The claimant’s line manager said he was working effectively whilst at home and was happy for him to continue to do so due to his anxiety around catching the virus. The Company’s Head of HR explained that the claimant would be expected to return to the office in July of 2021 with everyone else, and suggested he take annual leave or move out of his home he shared with his partner.


The Company disciplined the claimant, who was unable to attend the meeting which the Company refused to reschedule. The claimant received a letter days later dismissing him on grounds of ‘gross misconduct’, which he appealed but was unsuccessful. The tribunal found that the Company did not act in a reasonable way and did not show a fair reason for dismissal or that any proper processes were followed. Even if the claimant had been guilty of misconduct, the tribunal did not feel that dismissal was an appropriate response.


The claimant is to be paid almost £15,000 in compensation.


From this it is clear that employers should be careful when asking employees to return to the office and should take individual circumstances into account and make reasonable adjustments if possible. The claimant said he hoped the Company would learn from the failures highlighted in the judgement and treat future cases more fairly.


Case Law – Employee Claims Back Historic Unpaid Holiday


In another recent court case, a plumber who was forced to take unpaid leave because his employer did not believe he was entitled to holiday pay has made a claim for his holiday entitlement for his whole time with the Company.


The Court of Appeal found that workers do not lose the right to roll over paid leave if their employer has not encouraged them to take their allowance. They stated that if the employer cannot grant holiday for business reasons, the allowance does not lapse but accumulates until the employment relationship ends.


The claimant is now able to claim 24 weeks’ worth of holiday pay, as well as compensation for having to take unpaid leave. This case highlights the key differences between self-employed staff, workers, and employees, as the Company believed the plumber to be self-employed however he was technically classed as a worker, entitling him to holiday pay. Employers must be careful when dealing with these distinctions, especially with the incoming IR35 regulations as well.


Struggling to Recruit? 76% of Jobseekers Admit to Ghosting Employers


Are you struggling to recruit? You’re not alone – 46% of employers reported having hard to fill vacancies in January. Part of this could be down to candidates ghosting you.


According to a recent survey, more than 3 quarters of jobseekers have stopped replying to an employer in the last 18 months.
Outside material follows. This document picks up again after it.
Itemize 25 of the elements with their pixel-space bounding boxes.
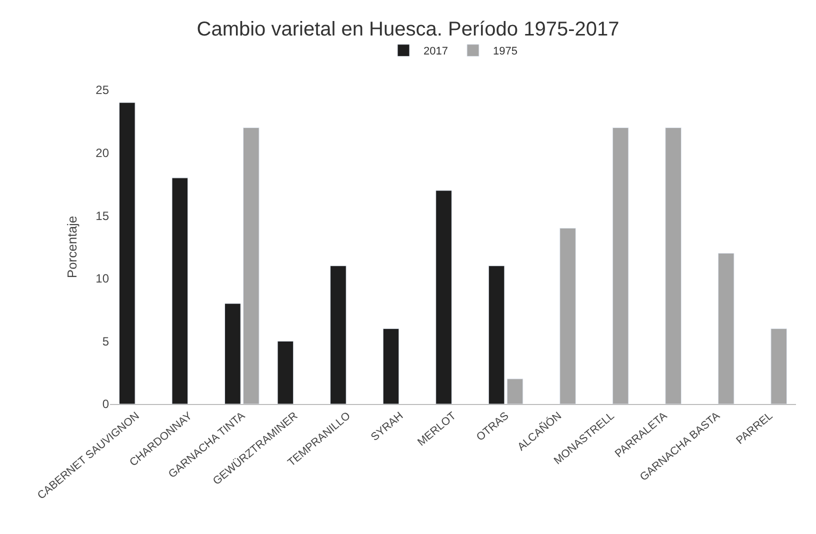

In a very tough market at the moment, you need to keep candidates engaged throughout the process to prevent this from happening. The most common reasons cited for ghosting an employer were a negative first impression, as well as inaccurate job descriptions and low salaries. Unemployment had fallen to just 4.1% last December, making it difficult for employers to find and attract talent. With more jobs than suitable applicants, candidates may be having to choose between multiple roles, leading to a sharp increase in ghosting.
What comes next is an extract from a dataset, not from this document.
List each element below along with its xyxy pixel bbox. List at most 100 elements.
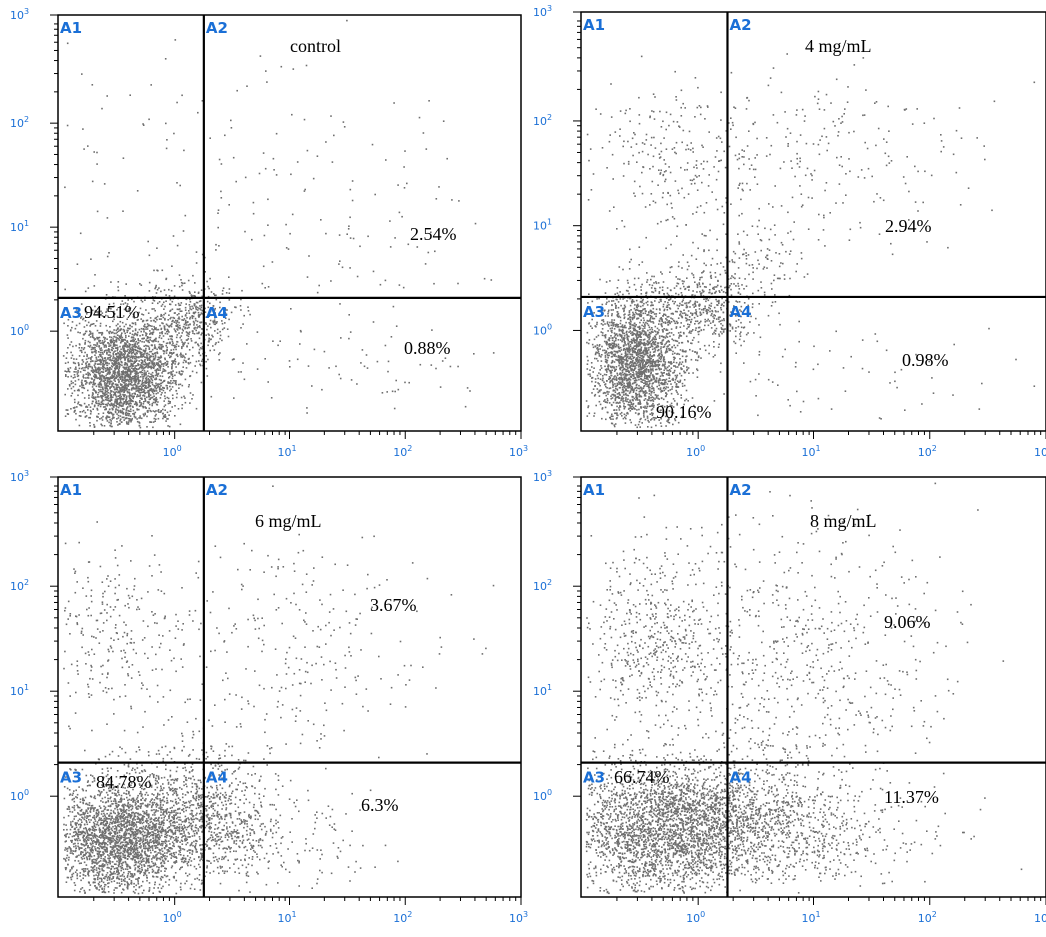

The best way to prevent ghosting in your recruitment process is to keep in touch with candidates, and ensure they know where they are in the process. Don’t leave long gaps between applications, interviews, and the final decision. Keep the jobseeker engaged and let them know they can contact you with any questions or concerns.


A more personable recruitment process could be the key to finding, and keeping, the right candidate for your role.